Steve recently posted…Mikey Gets His Christmas Balikbayan Box
I’ve heard a lot of travelers have that outlook! I dread the actual flight because it’s so tedious and boring, but focusing on your upcoming adventures is a great way to get over that.
Well it looks like my irrational fear of escalators has been justified! I used to be terrified of taking them as a kid because of a story my mom once told me of a girl who had her laces untied and then got her feet stuck in the escalator (gruesome mental image sorry). I’d always get phantom pain in my feet while riding them and I always double-checked to make sure my sneakers were tied. Not to mention I would do this weird running jump thing getting off and on because I was paranoid my feet would get stuck. Even today I am not fond of them but I don’t tend to wear shoes with laces anymore so the fear is not as strong as it once was.

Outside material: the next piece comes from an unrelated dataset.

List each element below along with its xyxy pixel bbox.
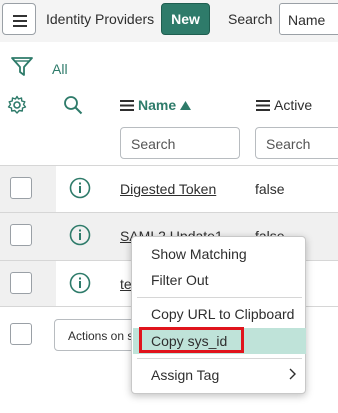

Sounds like a scary story! My sister actually DID get her laces stuck in it once after watching a Mr. Bean movie where he did that, but nothing happened. I think the laces just broke. 🙂
The funny thing is that none of this matters if you ridden airplanes early as a child. But gosh are you bored. Another good trick is, if you can, to sit next to someone you can strike a conversation with. It makes it easier to ride and always gives you a way you can run your mouth without feeling awkward (If you are jittery or anything)
I’ve been flying since I was about 6 months old and I still get anxious every so often! 🙂 I know logically that the chances of anything going wrong are very slim so I don’t get nervous before flights, but if there’s mid-air turbulence it’s a whole different story.
Chatting is a good tip, you can meet some really interesting people while flying.
Thanks for the reassurance that 99% of all airplane flights land without any incident and it is the safest form of transportation within the millennia. Reading about this convinced me to get my sister to a therapy session before we head to Japan later this year to watch a rock concert. Doing this will help her get expert advice on how her mental and psychological state is in order to keep it at bay.